O que a Família do Preso Precisa Saber Urgente sobre Falsidade Ideológica

A prisão de um ente querido é um dos momentos mais difíceis e caóticos que uma família pode enfrentar. No meio do desespero para resolver pendências financeiras, conseguir visitas ou agilizar processos, muitas famílias acabam tomando atitudes sem orientação jurídica. É exatamente nesse cenário de vulnerabilidade que muitos cometem, sem saber, o crime de falsidade ideológica.

Este artigo foi preparado para esclarecer, de forma simples e direta, o que é a falsidade ideológica, como ela costuma acontecer no ambiente prisional e o que você precisa fazer urgentemente para proteger a si mesmo e ao seu familiar que está preso.

O que é Falsidade Ideológica?

Diferente do que muitos pensam, a falsidade ideológica não é a falsificação física de um documento (como criar um RG falso em um computador). Prevista no Artigo 299 do Código Penal Brasileiro, a falsidade ideológica ocorre quando um documento verdadeiro contém uma informação falsa ou omite uma informação que deveria constar nele, com o objetivo de criar uma obrigação ou alterar a verdade sobre um fato juridicamente relevante.

Em termos simples: o papel é real, emitido por um órgão oficial, mas o que está escrito nele é uma mentira.

Como a Falsidade Ideológica Afeta as Famílias de Presos?

No contexto do sistema prisional, existem três situações muito comuns onde os familiares acabam se envolvendo em problemas graves relacionados a esse crime:

  • Declaração Falsa de União Estável: Para conseguir o direito à visita íntima ou social, muitas pessoas assinam declarações de união estável afirmando que já viviam como casal antes da prisão, quando na verdade mal se conheciam ou tinham apenas um relacionamento casual.
  • Uso de Documentos de Terceiros: Familiares que possuem restrições ou antecedentes criminais e que, por medo de terem a visita negada, tentam se cadastrar ou entrar no presídio usando o nome, RG ou dados de um irmão, primo ou amigo.
  • Assinatura de Procurações e Documentos de Forma Irregular: Assinar pelo preso em contratos, bancos ou órgãos públicos sem uma procuração pública devidamente formalizada e autorizada pelo juiz da execução penal.

Quais são as Consequências para a Família e para o Preso?

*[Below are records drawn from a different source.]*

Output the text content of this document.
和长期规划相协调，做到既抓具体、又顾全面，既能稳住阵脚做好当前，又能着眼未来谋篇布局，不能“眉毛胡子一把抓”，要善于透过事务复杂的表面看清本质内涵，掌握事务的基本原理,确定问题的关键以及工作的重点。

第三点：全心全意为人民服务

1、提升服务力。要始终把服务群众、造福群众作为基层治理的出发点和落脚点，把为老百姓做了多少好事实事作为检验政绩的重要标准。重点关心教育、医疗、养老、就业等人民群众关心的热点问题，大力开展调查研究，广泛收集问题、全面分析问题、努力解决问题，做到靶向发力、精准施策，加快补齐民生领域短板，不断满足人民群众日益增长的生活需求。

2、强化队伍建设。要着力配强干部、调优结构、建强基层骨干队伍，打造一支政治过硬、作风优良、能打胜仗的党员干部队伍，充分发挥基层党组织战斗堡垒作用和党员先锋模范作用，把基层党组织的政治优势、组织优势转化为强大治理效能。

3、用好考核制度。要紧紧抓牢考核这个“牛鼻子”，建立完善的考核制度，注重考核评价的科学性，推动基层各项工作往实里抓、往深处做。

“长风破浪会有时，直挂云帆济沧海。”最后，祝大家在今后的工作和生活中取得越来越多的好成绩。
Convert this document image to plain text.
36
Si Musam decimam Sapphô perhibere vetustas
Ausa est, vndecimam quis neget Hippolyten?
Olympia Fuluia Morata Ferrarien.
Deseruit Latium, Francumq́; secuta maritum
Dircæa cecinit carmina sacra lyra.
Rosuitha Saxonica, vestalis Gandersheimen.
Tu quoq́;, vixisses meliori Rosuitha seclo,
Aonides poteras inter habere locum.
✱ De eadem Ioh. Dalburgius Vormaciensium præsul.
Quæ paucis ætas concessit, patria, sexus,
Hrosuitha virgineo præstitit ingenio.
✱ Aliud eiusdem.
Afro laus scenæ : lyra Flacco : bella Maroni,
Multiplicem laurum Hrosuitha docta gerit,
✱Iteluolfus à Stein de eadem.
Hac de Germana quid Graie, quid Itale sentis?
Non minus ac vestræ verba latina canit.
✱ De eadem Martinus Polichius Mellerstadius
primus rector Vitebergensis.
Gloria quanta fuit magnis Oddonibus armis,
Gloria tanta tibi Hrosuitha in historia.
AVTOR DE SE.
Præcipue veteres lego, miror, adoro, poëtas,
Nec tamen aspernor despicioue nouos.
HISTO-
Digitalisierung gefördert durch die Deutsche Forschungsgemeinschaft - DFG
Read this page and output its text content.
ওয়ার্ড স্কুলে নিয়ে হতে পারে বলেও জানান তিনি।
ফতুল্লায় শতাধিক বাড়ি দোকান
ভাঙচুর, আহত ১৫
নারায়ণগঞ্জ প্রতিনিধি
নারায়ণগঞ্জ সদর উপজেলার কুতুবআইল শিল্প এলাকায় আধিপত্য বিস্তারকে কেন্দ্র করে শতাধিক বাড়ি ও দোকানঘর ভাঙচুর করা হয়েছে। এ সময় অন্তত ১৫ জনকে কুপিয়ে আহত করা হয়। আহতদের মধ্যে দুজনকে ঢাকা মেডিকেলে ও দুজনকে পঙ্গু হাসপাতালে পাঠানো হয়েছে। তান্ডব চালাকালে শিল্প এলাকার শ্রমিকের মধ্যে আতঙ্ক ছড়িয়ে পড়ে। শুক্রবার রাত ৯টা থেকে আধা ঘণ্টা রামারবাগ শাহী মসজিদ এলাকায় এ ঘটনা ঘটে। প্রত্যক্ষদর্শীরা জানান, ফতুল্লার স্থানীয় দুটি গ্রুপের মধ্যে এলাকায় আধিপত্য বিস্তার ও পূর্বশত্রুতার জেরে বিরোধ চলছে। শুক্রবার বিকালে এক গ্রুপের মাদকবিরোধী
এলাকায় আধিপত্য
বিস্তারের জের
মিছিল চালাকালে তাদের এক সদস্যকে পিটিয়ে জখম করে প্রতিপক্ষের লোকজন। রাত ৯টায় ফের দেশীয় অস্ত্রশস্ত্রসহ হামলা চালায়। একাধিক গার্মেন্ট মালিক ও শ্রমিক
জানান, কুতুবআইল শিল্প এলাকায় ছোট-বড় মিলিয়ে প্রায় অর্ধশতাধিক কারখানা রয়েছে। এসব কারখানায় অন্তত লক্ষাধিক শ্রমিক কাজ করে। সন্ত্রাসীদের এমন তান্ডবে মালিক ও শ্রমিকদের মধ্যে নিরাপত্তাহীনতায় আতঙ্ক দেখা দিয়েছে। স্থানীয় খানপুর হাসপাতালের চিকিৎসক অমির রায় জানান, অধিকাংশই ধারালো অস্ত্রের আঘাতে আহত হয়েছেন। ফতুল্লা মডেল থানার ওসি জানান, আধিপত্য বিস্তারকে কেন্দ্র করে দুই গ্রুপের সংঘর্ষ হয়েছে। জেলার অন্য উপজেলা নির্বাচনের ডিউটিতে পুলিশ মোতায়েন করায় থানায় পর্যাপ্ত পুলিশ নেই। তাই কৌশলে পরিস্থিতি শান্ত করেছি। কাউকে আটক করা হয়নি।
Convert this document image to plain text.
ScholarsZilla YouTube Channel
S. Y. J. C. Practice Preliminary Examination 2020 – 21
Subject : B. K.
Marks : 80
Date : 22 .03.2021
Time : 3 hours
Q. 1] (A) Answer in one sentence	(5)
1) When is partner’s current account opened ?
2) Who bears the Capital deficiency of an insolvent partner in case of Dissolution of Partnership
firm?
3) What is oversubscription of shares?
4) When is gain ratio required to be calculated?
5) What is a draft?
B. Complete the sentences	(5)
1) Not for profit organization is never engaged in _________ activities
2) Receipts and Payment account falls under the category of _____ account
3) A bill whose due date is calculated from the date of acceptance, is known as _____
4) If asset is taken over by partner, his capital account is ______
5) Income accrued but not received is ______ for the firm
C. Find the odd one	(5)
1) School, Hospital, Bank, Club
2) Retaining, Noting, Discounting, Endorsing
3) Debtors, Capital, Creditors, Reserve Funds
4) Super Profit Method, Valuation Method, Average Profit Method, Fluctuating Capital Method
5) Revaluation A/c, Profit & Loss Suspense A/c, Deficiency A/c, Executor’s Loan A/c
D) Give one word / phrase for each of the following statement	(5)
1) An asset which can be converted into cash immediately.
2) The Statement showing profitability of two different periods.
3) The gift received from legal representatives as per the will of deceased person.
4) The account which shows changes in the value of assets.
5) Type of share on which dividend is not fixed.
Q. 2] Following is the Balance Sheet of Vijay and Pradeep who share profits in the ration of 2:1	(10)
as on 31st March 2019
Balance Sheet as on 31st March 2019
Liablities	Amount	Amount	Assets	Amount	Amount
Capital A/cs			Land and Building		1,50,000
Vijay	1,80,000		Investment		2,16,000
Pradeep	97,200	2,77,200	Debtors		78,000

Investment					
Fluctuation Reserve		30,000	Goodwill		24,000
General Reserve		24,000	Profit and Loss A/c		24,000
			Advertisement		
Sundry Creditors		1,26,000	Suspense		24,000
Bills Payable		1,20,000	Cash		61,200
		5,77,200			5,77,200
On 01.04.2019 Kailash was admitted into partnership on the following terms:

As consequências de se envolver em falsidade ideológica e familiares de presos são extremamente graves e podem piorar drasticamente a situação de todos os envolvidos.

Para o Familiar:

A pessoa que insere a informação falsa ou assina o documento mentiroso pode responder criminalmente. A pena para o crime de falsidade ideológica varia de 1 a 5 anos de reclusão (se o documento for público) ou de 1 a 3 anos (se o documento for particular), além de multa. Além disso, o familiar perderá imediatamente o direito de visitar o preso e terá um boletim de ocorrência registrado em seu nome.

Para o Preso:

O detento que compactua com a fraude ou se beneficia dela pode responder como coautor do crime. Isso gera a abertura de um novo processo criminal dentro da sua ficha, além de ser considerado uma falta disciplinar grave. Na prática, isso significa a perda de dias remidos (trabalhados), o atraso na progressão de regime (do fechado para o semiaberto, por exemplo) e a perda do direito a saídas temporárias.

O que Fazer para Evitar Esse Problema?

Se você precisa resolver pendências ou obter direitos dentro do sistema prisional, o caminho correto nunca deve envolver mentiras ou “atalhos”. Siga estas recomendações urgentes:

1. Nunca assine nada que não seja a mais pura verdade: Se você não convivia com o preso em união estável antes da prisão, não assine um documento afirmando o contrário. Existem trâmites legais e prazos que devem ser respeitados.

2. Regularize a representação legal: Se o preso precisa movimentar contas bancárias, vender um bem ou resolver problemas familiares, é necessário solicitar ao diretor do presídio ou ao juiz corregedor a emissão de uma procuração pública assinada pelo próprio preso dentro do estabelecimento prisional.

3. Busque Auxílio Jurídico Especializado: O direito penal e a execução penal possuem regras muito rígidas. Um advogado criminalista ou a Defensoria Pública são os únicos profissionais capazes de orientar a família sobre como obter visitas, regularizar documentos e garantir os direitos do preso sem colocar ninguém em risco.

Conclusão

A intenção de ajudar um familiar preso é legítima, mas o desespero não pode superar a legalidade. O crime de falsidade ideológica pode transformar uma visita de apoio em um novo mandado de prisão para quem está fora.

Se você está com dúvidas sobre como proceder para visitar seu familiar, emitir documentos ou regularizar a situação dele, não tome decisões por conta própria. Consulte imediatamente um advogado de sua confiança ou procure a Defensoria Pública do seu estado para receber a orientação correta e segura.